SpaceX has used the iconic Launch Complex 39A at John F. Kennedy Space Center to launch a Falcon 9 rocket and accompanying Dragon cargo capsule towards the International Space Station, the first private launch from a site that lifted off historic NASA missions.
NASA commentator George Diller said: “Liftoff of the Falcon 9 to the space station on the first commercial launch from Kennedy Space Center’s historic Pad 39a!” referring to the launch complex that in the past hosted Apollo moon missions.
The launch took place Sunday Feb. 19, after an attempt on Saturday was thwarted by a concerning reading from the rocket’s second stage.
Happily, once all systems were go, the parts that were supposed to return to Earth did so successfully – something SpaceX has not had total success with previously.
“Baby came back,” SpaceX CEO Elon Musk wrote on Instagram after the smooth landing of the rocket’s first stage.
An unprecedented cargo
Two days after liftoff, French astronaut Thomas Pesquet and NASA’s station commander Shane Kimbrough will receive the Dragon using the Canadarm2 robotic arm.
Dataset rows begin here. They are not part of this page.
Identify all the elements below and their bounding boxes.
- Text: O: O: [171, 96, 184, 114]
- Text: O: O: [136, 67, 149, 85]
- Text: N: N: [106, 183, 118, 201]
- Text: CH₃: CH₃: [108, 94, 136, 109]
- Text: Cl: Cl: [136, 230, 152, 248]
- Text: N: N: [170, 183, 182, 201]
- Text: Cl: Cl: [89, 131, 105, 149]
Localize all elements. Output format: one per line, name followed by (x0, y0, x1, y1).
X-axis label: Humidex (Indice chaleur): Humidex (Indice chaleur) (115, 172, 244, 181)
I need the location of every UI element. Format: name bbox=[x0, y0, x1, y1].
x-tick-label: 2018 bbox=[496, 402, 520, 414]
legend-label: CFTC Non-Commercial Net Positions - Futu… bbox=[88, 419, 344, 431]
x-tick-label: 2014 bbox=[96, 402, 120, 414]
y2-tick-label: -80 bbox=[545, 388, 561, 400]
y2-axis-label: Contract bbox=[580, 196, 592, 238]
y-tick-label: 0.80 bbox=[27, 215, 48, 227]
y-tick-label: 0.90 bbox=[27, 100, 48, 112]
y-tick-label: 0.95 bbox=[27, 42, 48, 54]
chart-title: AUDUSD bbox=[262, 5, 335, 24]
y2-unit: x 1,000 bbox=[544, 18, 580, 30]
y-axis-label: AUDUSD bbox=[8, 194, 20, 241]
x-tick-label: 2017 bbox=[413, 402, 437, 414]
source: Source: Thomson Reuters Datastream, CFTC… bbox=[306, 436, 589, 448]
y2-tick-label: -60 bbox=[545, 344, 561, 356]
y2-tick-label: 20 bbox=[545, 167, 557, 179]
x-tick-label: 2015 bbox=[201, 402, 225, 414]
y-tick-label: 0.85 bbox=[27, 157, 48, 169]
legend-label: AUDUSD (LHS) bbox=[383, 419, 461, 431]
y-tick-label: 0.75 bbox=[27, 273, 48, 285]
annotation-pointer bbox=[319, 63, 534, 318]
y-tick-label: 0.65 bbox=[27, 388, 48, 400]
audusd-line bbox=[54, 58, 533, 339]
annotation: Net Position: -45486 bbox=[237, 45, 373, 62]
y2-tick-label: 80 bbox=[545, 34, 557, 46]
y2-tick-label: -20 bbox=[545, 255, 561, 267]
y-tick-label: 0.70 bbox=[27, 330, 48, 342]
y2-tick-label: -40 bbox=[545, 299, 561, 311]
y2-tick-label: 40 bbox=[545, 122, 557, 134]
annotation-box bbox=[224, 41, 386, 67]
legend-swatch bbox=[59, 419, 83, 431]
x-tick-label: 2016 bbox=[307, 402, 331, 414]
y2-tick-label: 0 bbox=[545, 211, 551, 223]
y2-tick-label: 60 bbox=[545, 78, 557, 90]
ISS astronauts will open a particularly science-focused content in Dragon’s 5,500 pound cargo, which contains among many other things the SAGE-III, an Earth-monitoring tool that will observe atmospheric ozone, the Lightning Imaging Sensor, which will track lightning worldwide, and Raven, the data from which will contribute towards autonomous rendezvous for future spacecraft.
There is also content to test the behavior of various entities in space. Scientists will hope to learn more about how the ‘superbug’ MRSA adapts in space, conduct a mouse study on how wounds heal in space, and examine how metal alloys solidify in space.
“You can see that this particular SpaceX launch is going to keep our crew busy; it keeps us busy every day,” said Tara Ruttley, an associate scientist for the ISS program. “We’ve never seen such a platform like this enabled on orbit for science.”
As well as providing a valuable service to the ISS, SpaceX can also mark the milestone of having attempted 10 cargo missions to the space station, which are conducted under a contract with NASA.
Nine of those were a success, the exception being in September 2016 when a Falcon 9 exploded on the pad during a routine pre-launch test, destroying the rocket and wiping out a $200-million-dollar payload, the Amos-6 satellite. But hey, everyone makes mistakes.